Les agents de l’Etat et les commerçants étrangers qui ont recours aux usuriers
pour compléter leurs budgets familiaux ou leurs fonds de commerce,
savent ce qu’il en coûte d’être malhonnête ou insolvable.
Chronique d’une situation qui ronge les finances dans la plupart des pays pauvres

«Ce n’est pas sérieux! Si on tarde à payer une dette, ils viennent avec des bandits armés, emportent toutes les marchandises du magasin, l’argent, tout... Je suis allé dans presque tous les postes de police de Brazzaville pour me plaindre, sans obtenir gain de cause. C’est plutôt moi que les policiers accusent. J’ai rencontré beaucoup de compatriotes qui sont dans la même situation que moi. C’est parce que nous sommes des étrangers qu’on nous fait subir un tel sort», se lamente Mohammed, un commerçant sénégalais installé à Brazzaville depuis 1985. Pour refaire sa boutique pillée pendant les événements de novembre-décembre 1998, il a dû solliciter le secours d’un usurier qui lui a prêté 10 millions de fcfa. Mais que de tracasseries!

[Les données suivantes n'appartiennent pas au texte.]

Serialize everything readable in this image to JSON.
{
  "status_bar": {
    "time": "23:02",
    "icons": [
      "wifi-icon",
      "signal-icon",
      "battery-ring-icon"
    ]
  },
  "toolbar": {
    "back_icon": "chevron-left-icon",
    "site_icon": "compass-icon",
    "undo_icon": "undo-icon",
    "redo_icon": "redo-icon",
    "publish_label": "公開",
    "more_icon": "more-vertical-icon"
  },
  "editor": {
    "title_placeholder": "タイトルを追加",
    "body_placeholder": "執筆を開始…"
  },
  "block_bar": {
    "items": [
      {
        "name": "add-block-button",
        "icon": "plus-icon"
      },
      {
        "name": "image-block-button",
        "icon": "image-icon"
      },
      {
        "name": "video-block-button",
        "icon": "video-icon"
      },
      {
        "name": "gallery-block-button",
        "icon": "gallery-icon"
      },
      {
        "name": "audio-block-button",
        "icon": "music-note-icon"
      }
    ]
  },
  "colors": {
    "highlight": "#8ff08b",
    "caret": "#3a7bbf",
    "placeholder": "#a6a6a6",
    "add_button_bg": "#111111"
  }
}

Les usuriers font partie d’une nouvelle catégorie d’hommes d’affaires en pleine émergence au Congo. Grâce à des réseaux solides mais clandestins, constitués d’agents de banque, du trésor public et de la police, grâce aussi à l’importance de leurs parts d’épargne dans les banques, ils ont la mainmise sur la plus grande partie de l’épargne publique. Leur système est simple: 5.000 fcfa prêtés rapportent 2.500 fcfa d’intérêts, soit 50% de la mise, quel que soit le montant. La clientèle, elle, est très abondante, généralement les agents de l’Etat souffrant des irrégularités de versements des salaires et retraites, et les grands commerçants expatriés.

Nombre d’entre eux sont des anciens fonctionnaires qui ont déserté leur poste de travail pour avoir découvert cette activité si rentable. D’autres sont des étudiants qui, grâce aux économies de leurs bourses d’études, se convertissent à cette activité. Ils nourrissent et affament à leur guise. Les accrochages entre eux et les fonctionnaires, leur clientèle permanente et soumise, sont de plus en plus nombreux.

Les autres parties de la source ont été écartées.